Edna ne ressent rien. Elle n’a ni chaud ni froid.
Elle a repris le train de 14 h 03 pour Paris. Elle vient d’abandonner Rose, Lucien et son sac au café du père Louis.
Tout est rentré dans l’ordre.
D’une heure à l’autre, voilà Edna veuve et sans enfant.
Veuve d’un homme qui n’a jamais existé.
Un enfant sans mère est un orphelin. Mais comment appelle-t-on une mère sans enfant ? Mère d’un enfant qui n’est pas le sien.
Edna a aimé un homme qu’elle a emprunté à la vie. Pendant quelques années, elle a passé le chiffon sur les empreintes d’une autre, sans jamais réussir à les effacer.
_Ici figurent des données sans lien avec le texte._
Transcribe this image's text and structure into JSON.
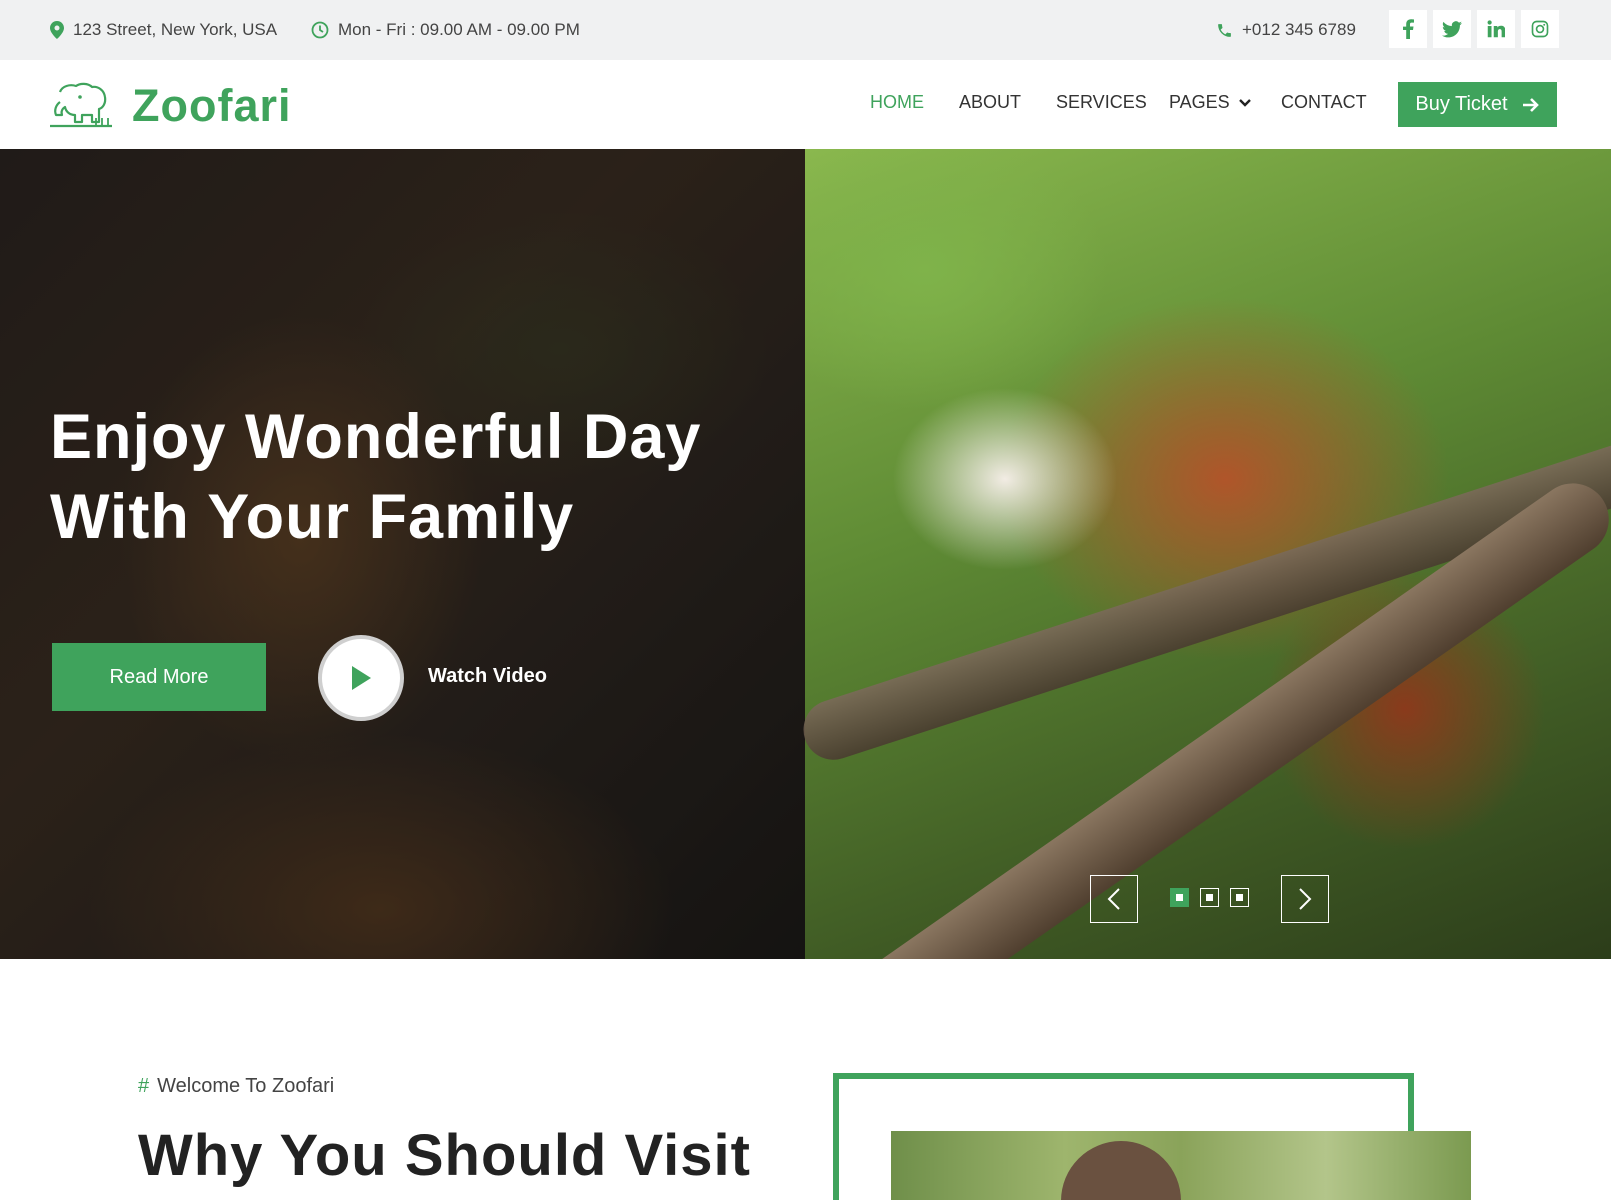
{
  "topbar": {
    "address": "123 Street, New York, USA",
    "hours": "Mon - Fri : 09.00 AM - 09.00 PM",
    "phone": "+012 345 6789",
    "socials": [
      "facebook-icon",
      "twitter-icon",
      "linkedin-icon",
      "instagram-icon"
    ]
  },
  "brand": {
    "name": "Zoofari"
  },
  "nav": {
    "items": [
      "HOME",
      "ABOUT",
      "SERVICES",
      "PAGES",
      "CONTACT"
    ],
    "active": "HOME",
    "cta": "Buy Ticket"
  },
  "hero": {
    "title_line1": "Enjoy Wonderful Day",
    "title_line2": "With Your Family",
    "read_more": "Read More",
    "watch_video": "Watch Video",
    "slides": 3,
    "active_slide": 1
  },
  "about": {
    "tag": "Welcome To Zoofari",
    "title": "Why You Should Visit"
  },
  "colors": {
    "accent": "#3fa35c",
    "topbar_bg": "#f0f1f2"
  }
}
À présent, elle va purger sa peine.
Étrangement, Edna n’est ni triste ni heureuse. Elle est remplie d’air. Comme ce ballon que Rose tenait par une ficelle il n’y a pas longtemps à la fête foraine. Vide de sentiments.
En pensant aux yeux clairs de sa fille, il lui semble qu’une larme coule sur sa joue et qu’elle finit sa course sur l’ourlet de sa lèvre supérieure. Edna l’avale. Un ballon à l’intérieur duquel coule une larme.
Quand elle arrivera à Paris, et qu’elle descendra du train, elle coupera la ficelle qui la retient ici-bas et s’envolera très loin. Non sans avoir au préalable remercié le ciel de lui avoir fait un si beau cadeau, un jour, gare de l’Est.